Luke Cloreau, representing Dolphin Watch, responded with a written motion to dismiss. He argued the chain of ordinance amendments goes back to Ordinance 2004-18 and that the city failed to meet Section 166.041’s notice-and-hearing requirements when that ordinance was adopted. "It's our position that this property was purchased in 2003 and the ordinance is null and void as applied," Cloreau told the magistrate.
Cloreau also challenged the evidentiary basis for the city's case, saying that the Airbnb and internet postings used by inspectors are "all hearsay" and cannot reliably prove the length of stays the city attributes to the property.
City counsel responded that quasi-judicial hearings commonly admit hearsay and asked for time to research the ordinance-adoption and statute-of-limitations issues. Magistrate Erica Augello ordered a two-part briefing schedule: the respondent must file briefing addressing (1) the magistrate's jurisdiction to hear an as-applied challenge and (2) the admissibility of internet/social-media postings as evidentiary proof, within 10 days; the city has 15 days to respond. The magistrate continued the case pending those filings and will consider the motion to dismiss and evidentiary questions at a later date.
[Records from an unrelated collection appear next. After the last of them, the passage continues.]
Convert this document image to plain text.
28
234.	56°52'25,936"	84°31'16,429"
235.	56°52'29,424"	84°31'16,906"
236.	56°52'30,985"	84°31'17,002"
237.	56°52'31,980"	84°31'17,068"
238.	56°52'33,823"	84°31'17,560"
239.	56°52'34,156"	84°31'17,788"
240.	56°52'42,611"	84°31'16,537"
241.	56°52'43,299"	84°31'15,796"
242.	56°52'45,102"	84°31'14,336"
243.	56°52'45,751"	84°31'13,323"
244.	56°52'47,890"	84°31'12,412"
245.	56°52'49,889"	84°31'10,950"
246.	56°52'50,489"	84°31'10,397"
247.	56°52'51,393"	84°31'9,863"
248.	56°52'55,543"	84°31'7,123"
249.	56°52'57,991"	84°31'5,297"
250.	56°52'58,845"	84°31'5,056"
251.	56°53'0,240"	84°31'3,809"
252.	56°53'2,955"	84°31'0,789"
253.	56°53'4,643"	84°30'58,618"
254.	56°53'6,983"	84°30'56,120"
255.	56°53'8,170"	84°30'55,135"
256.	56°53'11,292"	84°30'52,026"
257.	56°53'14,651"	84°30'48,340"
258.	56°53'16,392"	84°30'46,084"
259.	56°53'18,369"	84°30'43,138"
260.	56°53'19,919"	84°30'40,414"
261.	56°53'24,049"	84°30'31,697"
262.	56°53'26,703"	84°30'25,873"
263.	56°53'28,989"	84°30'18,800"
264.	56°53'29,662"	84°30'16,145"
The hearing record shows the city believes three internet-posted stays likely occurred within a 30-day window, creating the short-term rental violation; the respondent contends those entries cannot be authenticated and that the ordinance’s adoption process was deficient. The magistrate’s limited-order briefing focuses on jurisdiction and hearsay rather than the ultimate merits of the alleged violations.